Ein neues Screening-Verfahren soll die effiziente Identifizierung vielversprechender OLED-Leuchtstoffe ermöglichen.
(Bild: AG Wagner, Goethe-Universität)

Die Nachfrage nach immer leistungsfähigeren Smartphones, Tablet-PCs und Heimkino-Anlagen steigt stetig. Das stellt die Displaytechnik vor wachsende Herausforderungen, die gegenwärtig am umfassendsten von organischen Materialien gemeistert werden.

Insbesondere mit Molekülen aus der Stoffklasse der Polyzyklischen Aromatischen Kohlenwasserstoffe (PAKs) lassen sich großflächige und mechanisch flexible Flachbildschirme erzeugen. Sie vereinen brillante Farben mit einer hohen Auflösung und verbrauchen gleichzeitig wenig Energie.

Potenzial der Leuchtstoffe effizient bewerten

Chemiker der Goethe-Universität arbeiten derzeit an neuartigen organischen Leuchtstoffen, die ihre besonders vielversprechenden Eigenschaften dem gezielten Einbau von Bor-Atomen in das PAK-Gerüst verdanken. Bislang waren die erforderlichen Synthesen äußerst anspruchsvoll und zeitaufwändig.

Erleichterung könnte der Universität zufolge künftig ein neu entwickeltes Screening-Verfahren bringen, mit dessen Hilfe eine Vielfalt borhaltiger PAKs auf kurzem Weg zugänglich werden soll. Deren Potenzial als OLED-Leuchtstoffe lasse sich so effizient evaluieren. Nur die aussichtsreichsten Kandidaten würden anschließend eingehender untersucht.
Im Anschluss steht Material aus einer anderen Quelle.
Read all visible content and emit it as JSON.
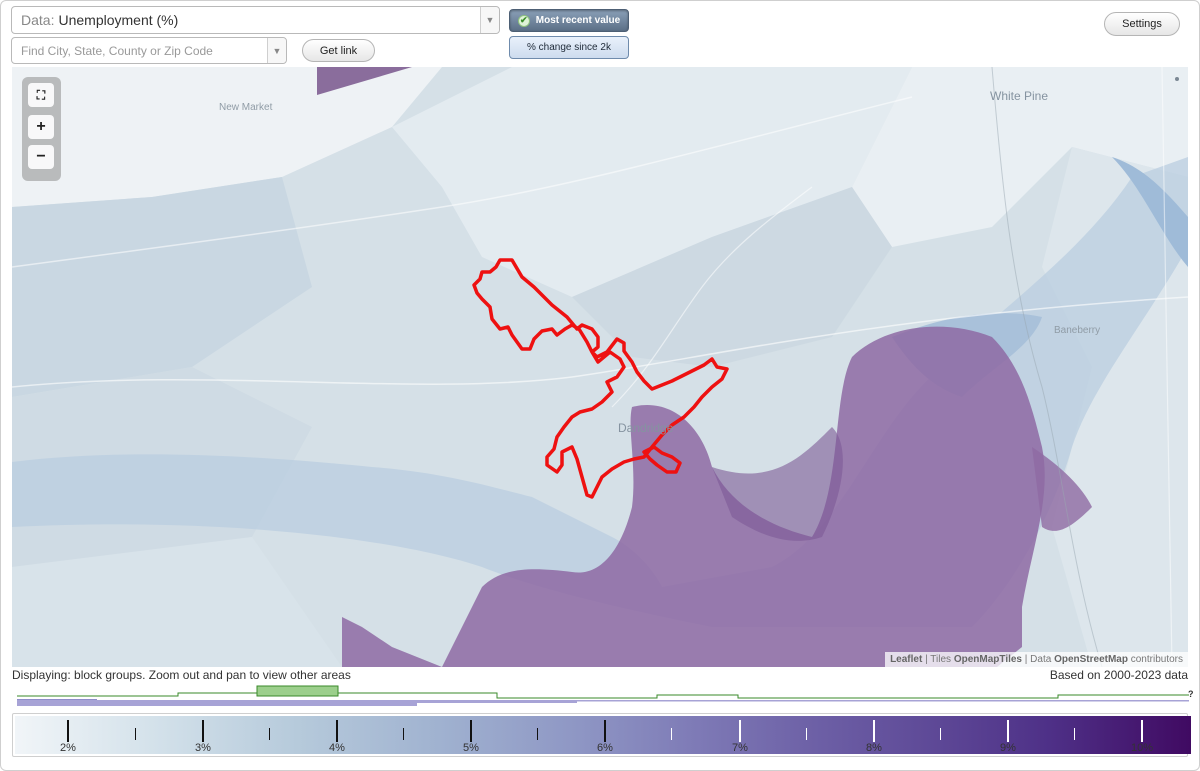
{
  "data_select": {
    "prefix": "Data:",
    "value": "Unemployment (%)"
  },
  "search": {
    "placeholder": "Find City, State, County or Zip Code"
  },
  "buttons": {
    "get_link": "Get link",
    "settings": "Settings"
  },
  "modes": {
    "most_recent": "Most recent value",
    "pct_change": "% change since 2k",
    "active": "most_recent"
  },
  "map": {
    "labels": {
      "new_market": "New Market",
      "white_pine": "White Pine",
      "baneberry": "Baneberry",
      "dandridge": "Dandridge"
    },
    "attribution": {
      "leaflet": "Leaflet",
      "tiles_prefix": "Tiles",
      "tiles": "OpenMapTiles",
      "data_prefix": "Data",
      "osm": "OpenStreetMap",
      "suffix": "contributors"
    },
    "highlight_color": "#ee1111"
  },
  "display_note": "Displaying: block groups. Zoom out and pan to view other areas",
  "data_range": "Based on 2000-2023 data",
  "histogram_help": "?",
  "legend": {
    "labels": [
      "2%",
      "3%",
      "4%",
      "5%",
      "6%",
      "7%",
      "8%",
      "9%",
      "10%"
    ],
    "colors": {
      "low": "#f1f5f8",
      "high": "#400a62"
    }
  }
}
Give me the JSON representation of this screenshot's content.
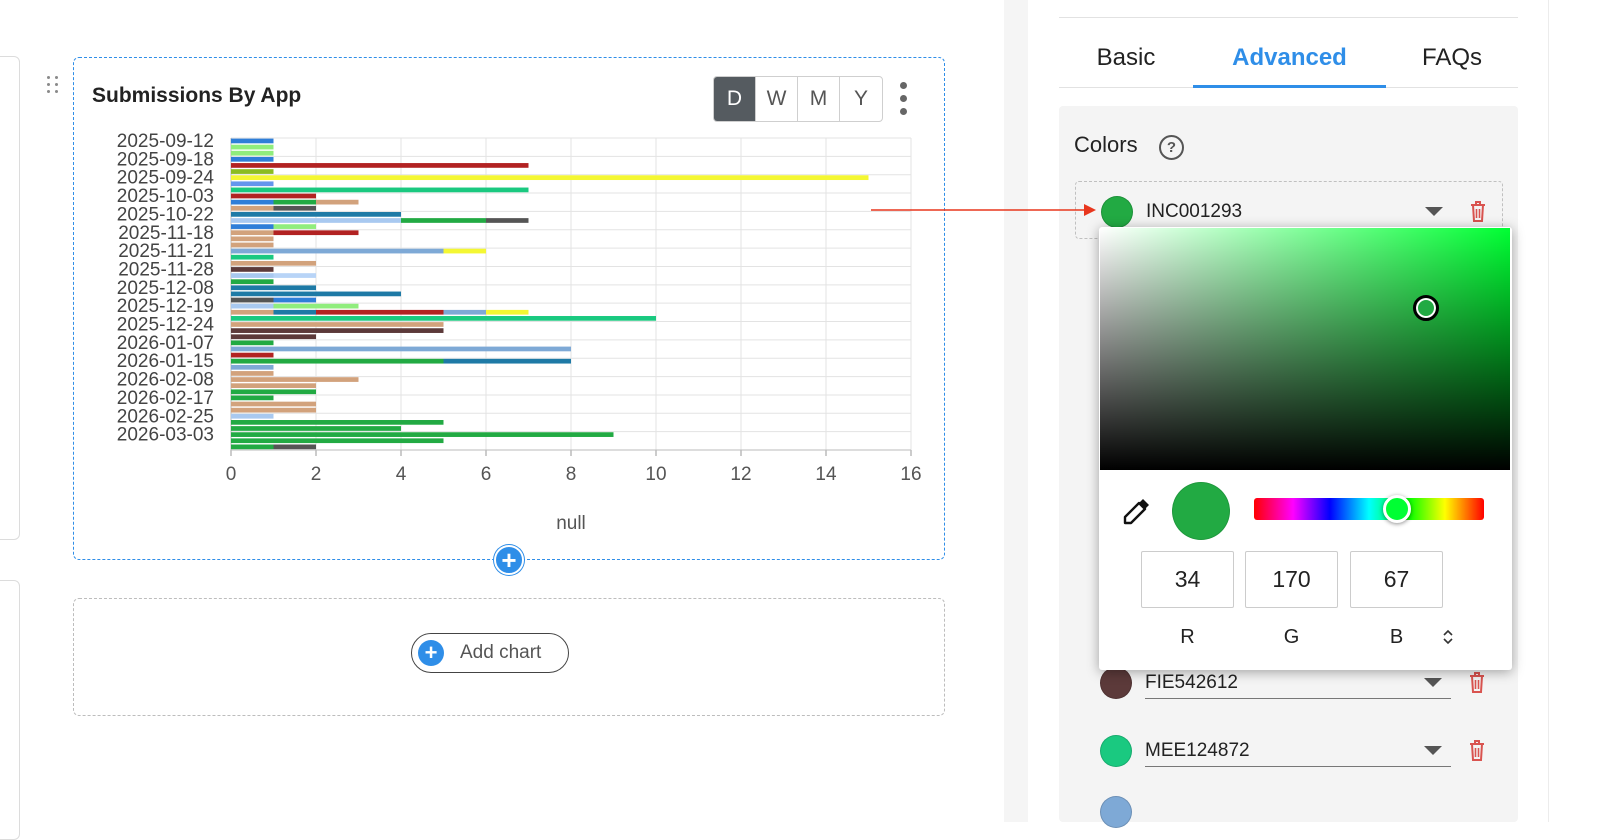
{
  "chart": {
    "title": "Submissions By App",
    "periods": [
      {
        "label": "D",
        "active": true
      },
      {
        "label": "W",
        "active": false
      },
      {
        "label": "M",
        "active": false
      },
      {
        "label": "Y",
        "active": false
      }
    ]
  },
  "chart_data": {
    "type": "bar",
    "orientation": "horizontal",
    "stacked": true,
    "title": "Submissions By App",
    "xlabel": "null",
    "ylabel": "",
    "xlim": [
      0,
      16
    ],
    "xticks": [
      0,
      2,
      4,
      6,
      8,
      10,
      12,
      14,
      16
    ],
    "grid": true,
    "visible_category_labels": [
      "2025-09-12",
      "2025-09-18",
      "2025-09-24",
      "2025-10-03",
      "2025-10-22",
      "2025-11-18",
      "2025-11-21",
      "2025-11-28",
      "2025-12-08",
      "2025-12-19",
      "2025-12-24",
      "2026-01-07",
      "2026-01-15",
      "2026-02-08",
      "2026-02-17",
      "2026-02-25",
      "2026-03-03"
    ],
    "rows": [
      [
        {
          "v": 1,
          "c": "#2f7ed8"
        }
      ],
      [
        {
          "v": 1,
          "c": "#90ed7d"
        }
      ],
      [
        {
          "v": 1,
          "c": "#90ed7d"
        }
      ],
      [
        {
          "v": 1,
          "c": "#2f7ed8"
        }
      ],
      [
        {
          "v": 7,
          "c": "#b22222"
        }
      ],
      [
        {
          "v": 1,
          "c": "#8bbc21"
        }
      ],
      [
        {
          "v": 15,
          "c": "#f4f733"
        }
      ],
      [
        {
          "v": 1,
          "c": "#6495ed"
        }
      ],
      [
        {
          "v": 7,
          "c": "#1ac980"
        }
      ],
      [
        {
          "v": 1,
          "c": "#b22222"
        },
        {
          "v": 1,
          "c": "#b22222"
        }
      ],
      [
        {
          "v": 1,
          "c": "#2f7ed8"
        },
        {
          "v": 1,
          "c": "#22aa43"
        },
        {
          "v": 1,
          "c": "#d2a27c"
        }
      ],
      [
        {
          "v": 1,
          "c": "#d2a27c"
        },
        {
          "v": 1,
          "c": "#555555"
        }
      ],
      [
        {
          "v": 4,
          "c": "#1e7aa6"
        }
      ],
      [
        {
          "v": 4,
          "c": "#a9c9f0"
        },
        {
          "v": 2,
          "c": "#22aa43"
        },
        {
          "v": 1,
          "c": "#555555"
        }
      ],
      [
        {
          "v": 1,
          "c": "#2f7ed8"
        },
        {
          "v": 1,
          "c": "#90ed7d"
        }
      ],
      [
        {
          "v": 1,
          "c": "#d2a27c"
        },
        {
          "v": 2,
          "c": "#b22222"
        }
      ],
      [
        {
          "v": 1,
          "c": "#d2a27c"
        }
      ],
      [
        {
          "v": 1,
          "c": "#d2a27c"
        }
      ],
      [
        {
          "v": 5,
          "c": "#7ea9d6"
        },
        {
          "v": 1,
          "c": "#f4f733"
        }
      ],
      [
        {
          "v": 1,
          "c": "#1ac980"
        }
      ],
      [
        {
          "v": 2,
          "c": "#d2a27c"
        }
      ],
      [
        {
          "v": 1,
          "c": "#5c3a3a"
        }
      ],
      [
        {
          "v": 1,
          "c": "#a9c9f0"
        },
        {
          "v": 1,
          "c": "#b8d4f7"
        }
      ],
      [
        {
          "v": 1,
          "c": "#22aa43"
        }
      ],
      [
        {
          "v": 2,
          "c": "#1e7aa6"
        }
      ],
      [
        {
          "v": 4,
          "c": "#1e7aa6"
        }
      ],
      [
        {
          "v": 1,
          "c": "#555555"
        },
        {
          "v": 1,
          "c": "#2f7ed8"
        }
      ],
      [
        {
          "v": 1,
          "c": "#a9c9f0"
        },
        {
          "v": 2,
          "c": "#90ed7d"
        }
      ],
      [
        {
          "v": 1,
          "c": "#d2a27c"
        },
        {
          "v": 1,
          "c": "#1e7aa6"
        },
        {
          "v": 3,
          "c": "#b22222"
        },
        {
          "v": 1,
          "c": "#7ea9d6"
        },
        {
          "v": 1,
          "c": "#f4f733"
        }
      ],
      [
        {
          "v": 10,
          "c": "#1ac980"
        }
      ],
      [
        {
          "v": 5,
          "c": "#d2a27c"
        }
      ],
      [
        {
          "v": 5,
          "c": "#5c3a3a"
        }
      ],
      [
        {
          "v": 2,
          "c": "#5c3a3a"
        }
      ],
      [
        {
          "v": 1,
          "c": "#22aa43"
        }
      ],
      [
        {
          "v": 8,
          "c": "#7ea9d6"
        }
      ],
      [
        {
          "v": 1,
          "c": "#b22222"
        }
      ],
      [
        {
          "v": 5,
          "c": "#22aa43"
        },
        {
          "v": 3,
          "c": "#1e7aa6"
        }
      ],
      [
        {
          "v": 1,
          "c": "#7ea9d6"
        }
      ],
      [
        {
          "v": 1,
          "c": "#d2a27c"
        }
      ],
      [
        {
          "v": 3,
          "c": "#d2a27c"
        }
      ],
      [
        {
          "v": 2,
          "c": "#d2a27c"
        }
      ],
      [
        {
          "v": 2,
          "c": "#22aa43"
        }
      ],
      [
        {
          "v": 1,
          "c": "#22aa43"
        }
      ],
      [
        {
          "v": 2,
          "c": "#d2a27c"
        }
      ],
      [
        {
          "v": 2,
          "c": "#d2a27c"
        }
      ],
      [
        {
          "v": 1,
          "c": "#a9c9f0"
        }
      ],
      [
        {
          "v": 5,
          "c": "#22aa43"
        }
      ],
      [
        {
          "v": 4,
          "c": "#22aa43"
        }
      ],
      [
        {
          "v": 9,
          "c": "#22aa43"
        }
      ],
      [
        {
          "v": 5,
          "c": "#22aa43"
        }
      ],
      [
        {
          "v": 1,
          "c": "#22aa43"
        },
        {
          "v": 1,
          "c": "#555555"
        }
      ]
    ]
  },
  "add_chart": {
    "label": "Add chart"
  },
  "tabs": [
    {
      "label": "Basic",
      "active": false
    },
    {
      "label": "Advanced",
      "active": true
    },
    {
      "label": "FAQs",
      "active": false
    }
  ],
  "colors_section": {
    "label": "Colors",
    "help_icon": "?",
    "entries": [
      {
        "name": "INC001293",
        "color": "#22aa43"
      },
      {
        "name": "FIE542612",
        "color": "#5c3a3a"
      },
      {
        "name": "MEE124872",
        "color": "#1ac980"
      }
    ]
  },
  "picker": {
    "hue_color": "#00ff33",
    "current_color": "#22aa43",
    "r": "34",
    "g": "170",
    "b": "67",
    "r_label": "R",
    "g_label": "G",
    "b_label": "B"
  },
  "accent_color": "#2f8ee8",
  "arrow_color": "#e8361d"
}
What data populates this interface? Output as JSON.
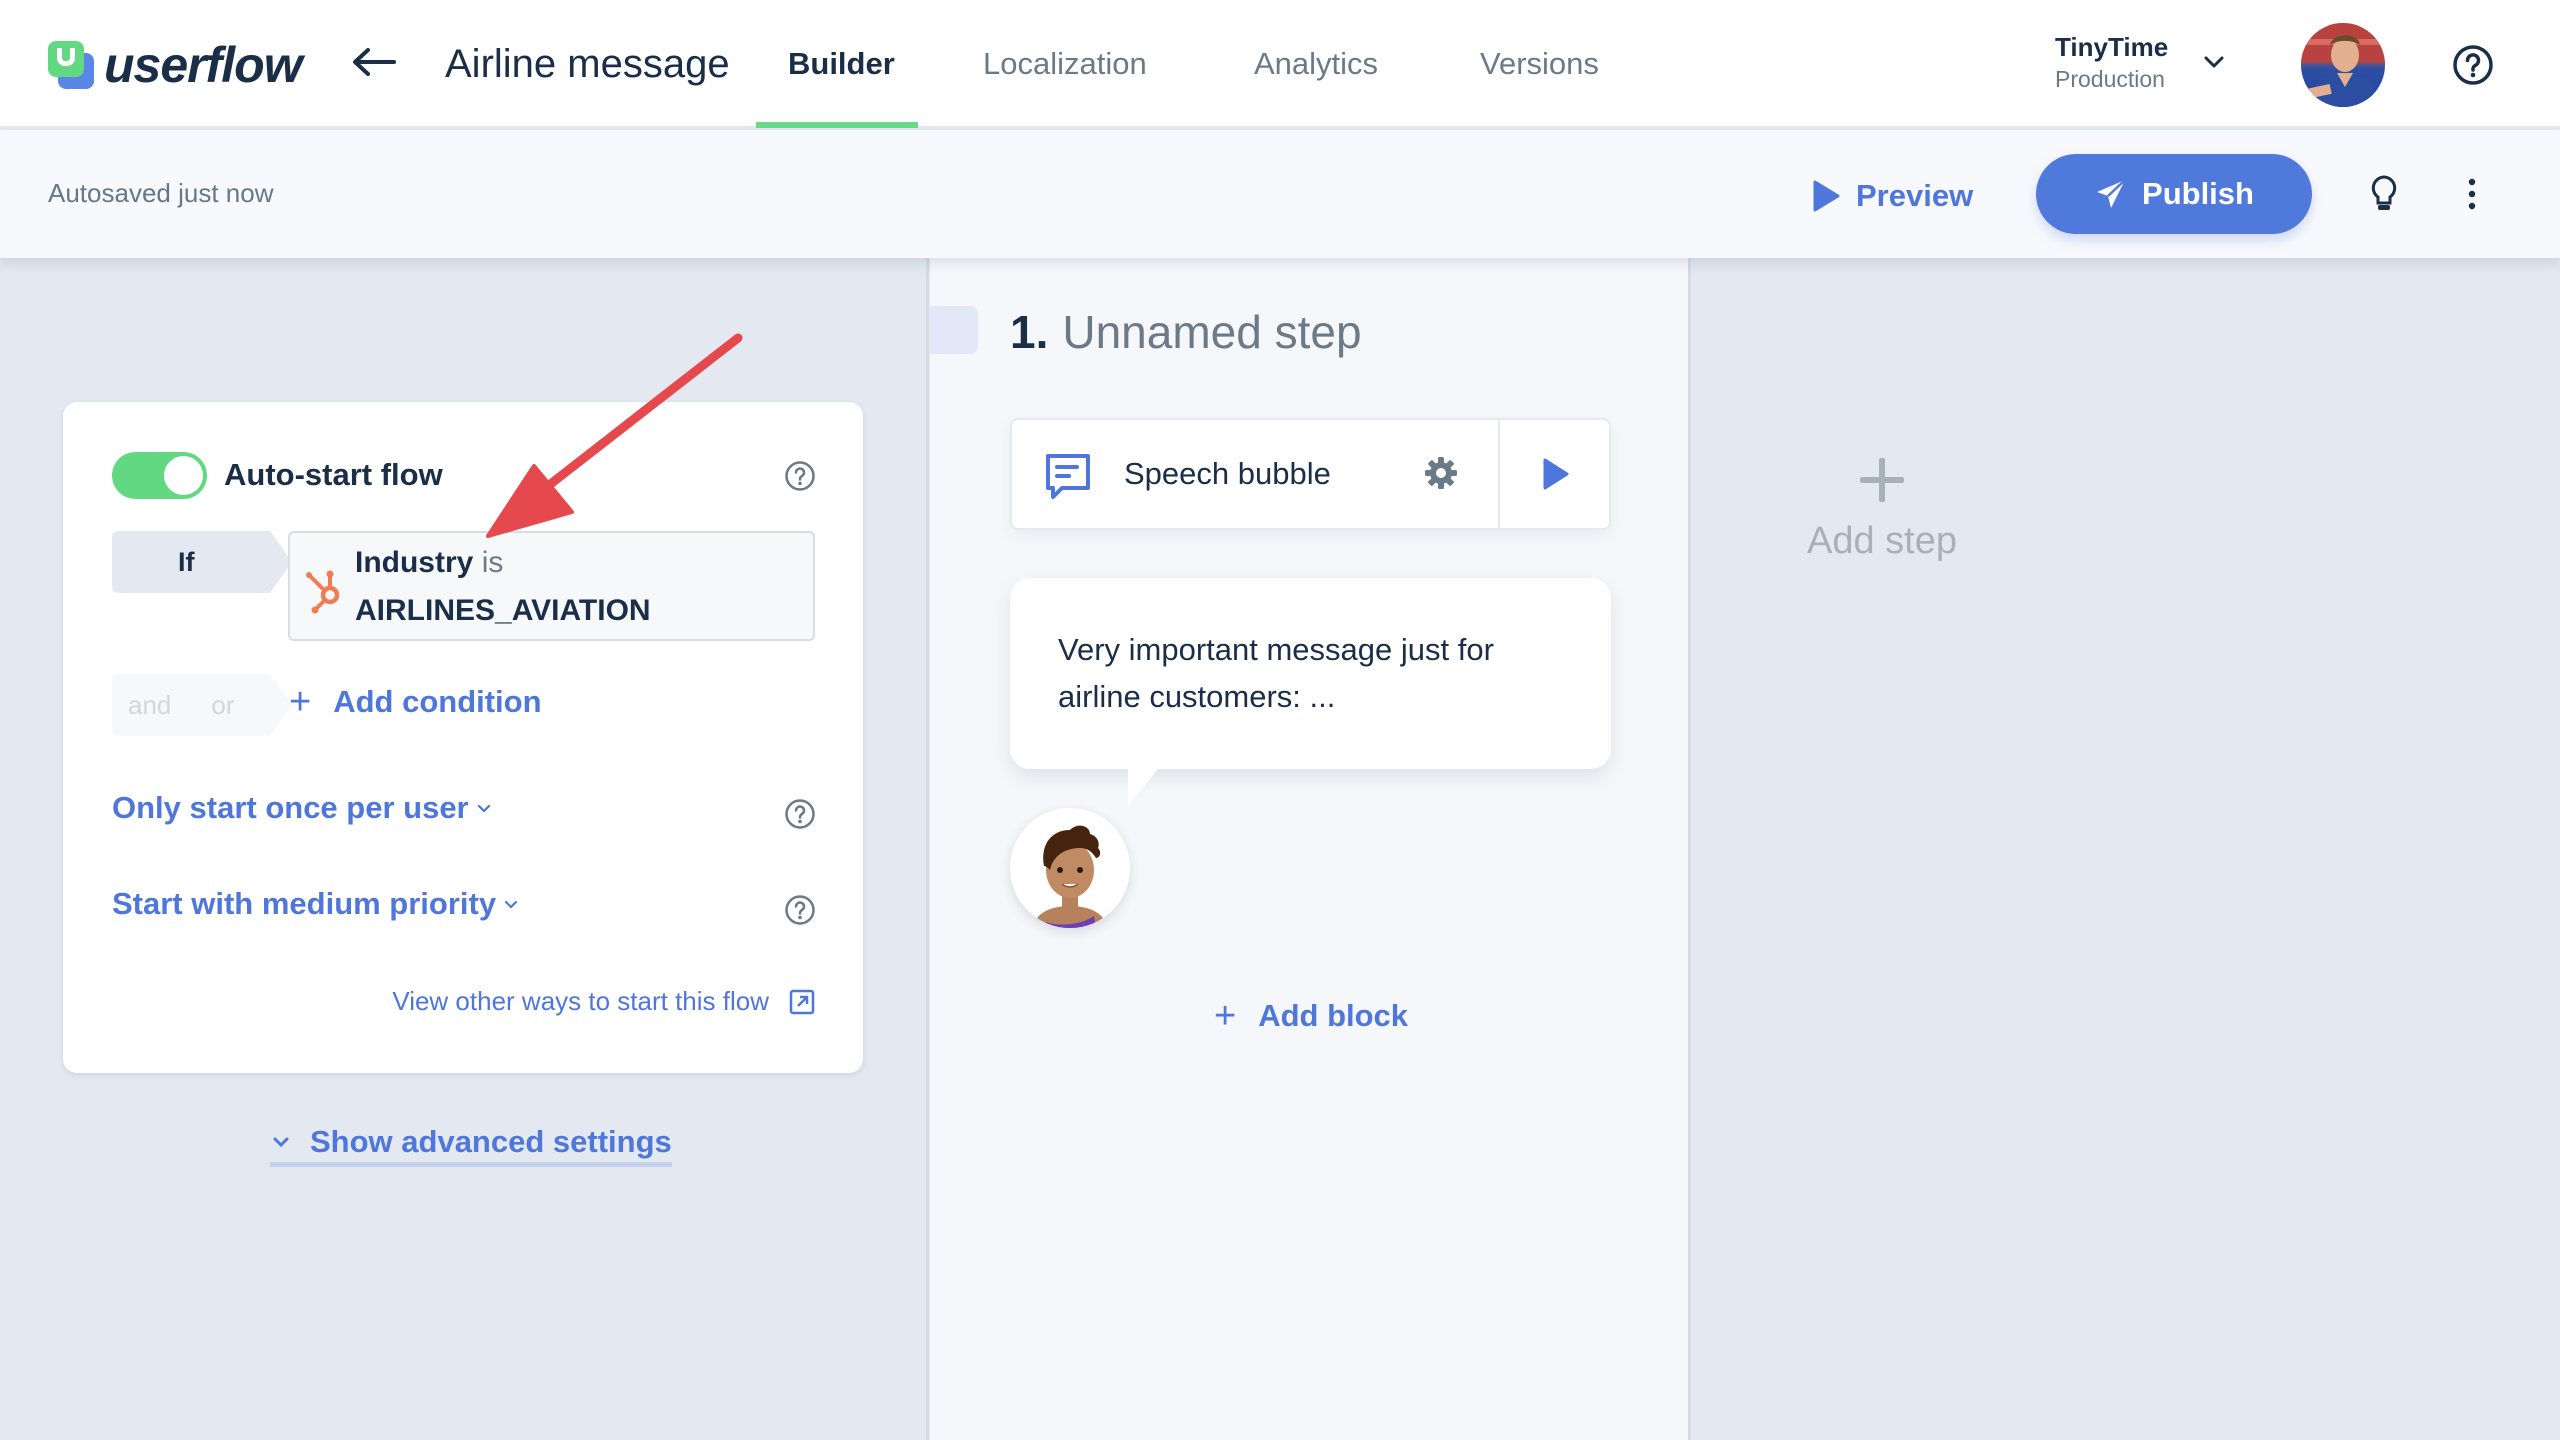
{
  "header": {
    "logo_text": "userflow",
    "back_icon": "arrow-left-icon",
    "flow_title": "Airline message",
    "tabs": [
      {
        "label": "Builder",
        "active": true
      },
      {
        "label": "Localization",
        "active": false
      },
      {
        "label": "Analytics",
        "active": false
      },
      {
        "label": "Versions",
        "active": false
      }
    ],
    "workspace": {
      "name": "TinyTime",
      "environment": "Production"
    },
    "help_icon": "question-circle-icon"
  },
  "toolbar": {
    "autosave_status": "Autosaved just now",
    "preview_label": "Preview",
    "publish_label": "Publish",
    "tips_icon": "lightbulb-icon",
    "more_icon": "kebab-menu-icon"
  },
  "start_settings": {
    "auto_start": {
      "label": "Auto-start flow",
      "enabled": true
    },
    "if_label": "If",
    "condition": {
      "attribute": "Industry",
      "operator": "is",
      "value": "AIRLINES_AVIATION",
      "source_icon": "hubspot-icon"
    },
    "and_label": "and",
    "or_label": "or",
    "add_condition_label": "Add condition",
    "frequency_label": "Only start once per user",
    "priority_label": "Start with medium priority",
    "view_other_label": "View other ways to start this flow",
    "advanced_label": "Show advanced settings"
  },
  "step": {
    "number": "1.",
    "name": "Unnamed step",
    "block": {
      "label": "Speech bubble"
    },
    "bubble_text": "Very important message just for airline customers: ...",
    "add_block_label": "Add block"
  },
  "add_step_label": "Add step",
  "colors": {
    "accent": "#5079dc",
    "brand_green": "#63d883",
    "annotation_red": "#e5484d",
    "hubspot_orange": "#f07c54"
  }
}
Erhöhte Leuchtkraft, verbesserte Leitfähigkeit

Wie die Gruppe um Professor Matthias Wagner vom Institut für Anorganische und Analytische Chemie der Goethe-Universität berichtet, basiert die Methode auf einer Dreikomponentenreaktion: Zwei der Bausteine bleiben in allen Reaktionen unverändert, der dritte wird aus einem breiten Spektrum käuflicher und kostengünstiger PAKs ausgewählt.

Der reaktive borhaltige Ausgangsstoff spiele beim Aufbau der Molekülgerüste eine entscheidende Rolle. Zudem verleihe er den erhaltenen Verbindungen die erwünschten optoelektronischen Eigenschaften – indem er die Leuchtkraft erhöhe und die elektrische Leitfähigkeit der Materialien verbessere.

Screening-Verfahren aus der Pharmaforschung

„Lange Zeit hat vor allem die Pharmaforschung von Screening-Verfahren profitiert“, erklärt Doktorandin Alexandra John. „Gerade auf dem dynamisch wachsenden Gebiet der organischen Materialien bietet es sich jedoch an, ähnliche Strategien zu nutzen, um kostengünstig und ressourcenschonend ans Ziel zu kommen.“ Professor Matthias Wagner ergänzt: „Die Marktrelevanz unserer Entwicklung erkennt man auch daran, dass unsere Forschung vom Bundesministerium für Wirtschaft und Energie großzügig finanziell unterstützt wird.“

Das zugrundeliegende Förderinstrument “WIPANO - Wissens- und Technologietransfer durch Patente und Normen“ zielt darauf ab, durch die Sicherung und Nutzung von geistigem Eigentum die wirtschaftliche Verwertung innovativer Ideen und Erfindungen aus öffentlicher Forschung zu gewährleisten. Wagner und John haben ihr Verfahren bereits zum Patent angemeldet.